Step 3 - Learning Word Vectors
Once clean sentences with relatively little noise were generated in the prior step, we trained word vectors using fastText, which is essentially an efficient improvement over the standard Word2Vec algorithm for learning word embeddings. In effect, this step churned through the body of text as unknown tokens, ie. without using any prior language knowledge or dictionaries, and learned a distinct high-dimensional vector (we typically used about 150 dimensions) for each term so that words with structurally similar uses in this body of comments were given close proximity in that dimensional space. This is a standard procedure in language processing, and in this case we possessed enough comments to obtain decent results by training the vectors strictly on this text.

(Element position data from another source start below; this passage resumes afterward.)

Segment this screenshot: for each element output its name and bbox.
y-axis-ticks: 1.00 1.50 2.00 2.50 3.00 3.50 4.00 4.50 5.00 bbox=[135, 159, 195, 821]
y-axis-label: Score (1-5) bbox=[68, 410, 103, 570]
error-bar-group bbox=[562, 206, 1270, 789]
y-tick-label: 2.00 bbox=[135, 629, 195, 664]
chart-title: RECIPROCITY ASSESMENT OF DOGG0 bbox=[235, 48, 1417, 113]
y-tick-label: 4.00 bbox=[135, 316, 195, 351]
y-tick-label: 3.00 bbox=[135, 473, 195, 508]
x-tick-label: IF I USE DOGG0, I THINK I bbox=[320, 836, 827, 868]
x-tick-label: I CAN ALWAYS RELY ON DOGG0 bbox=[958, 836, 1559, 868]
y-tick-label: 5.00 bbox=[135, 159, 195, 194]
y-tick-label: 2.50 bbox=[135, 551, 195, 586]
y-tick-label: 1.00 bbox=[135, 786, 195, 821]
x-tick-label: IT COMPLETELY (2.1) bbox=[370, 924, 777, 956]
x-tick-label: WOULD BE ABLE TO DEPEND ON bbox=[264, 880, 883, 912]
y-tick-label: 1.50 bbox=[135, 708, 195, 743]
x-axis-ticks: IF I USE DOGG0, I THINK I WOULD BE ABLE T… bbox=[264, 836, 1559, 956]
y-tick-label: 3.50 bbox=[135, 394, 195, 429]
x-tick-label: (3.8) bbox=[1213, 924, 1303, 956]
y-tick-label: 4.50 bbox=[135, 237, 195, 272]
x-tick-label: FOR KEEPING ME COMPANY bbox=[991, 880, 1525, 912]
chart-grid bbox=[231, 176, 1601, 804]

Step 4 - Sentence Embedding
Word vectors are a first crucial step, but the goal for meaningfully grouping the comments was to produce a vector representation for each sentence. To achieve better results than merely averaging the word vectors in each sentence, we applied two techniques. The first is to weigh the vectors by the rarity of the words tf-idf, so that rarer words in the overall corpus are given higher weight in calculating the sentence vector—this is a commonly used step. Second, we removed the first principal component from the vectors, applying a recent technique that reduces the overall noise (see: https://openreview.net/pdf?id=SyK00v5xx). The result is a vector for every single comment sentence, where these vectors intelligently combine the vectors learned for the words, which means that higher connections and patterns between sentences should appear in that space, beyond eg. merely grouping on topic keywords by simplistic counts.
Step 5 - Clustering
After obtaining sentence representations, the clustering step was fairly straightforward. We used k-means clustering, since it performed as well as more complicated models and with much quicker results, and we typically chose somewhere between 25 and 40 clusters. Many of the clusters were merely noise, grouping together eg. all the instances in which someone merely commented “see #2 above” to the third question. In order to identify a meaningful subset of the clusters that represent coherent topics, we applied a simple (tf-idf like) algorithm to rank the resulting clusters by how much their contents showed a strong concentration of words.
Step 6 - Indexing & (Internal) Publication
We then named these clusters with short identifying names based on their prominent terms; this simple labeling of the clusters was the only part in which our own influence enters the process, since the goal was to produce at least some comment organization to report viewers without manually coding or gathering topics of interest to us.
The interface we created allows these topic clusters to be viewed, but also permits free searching or searching by similarity. These latter two functions use approximate nearest neighbor indexes built with Annoy.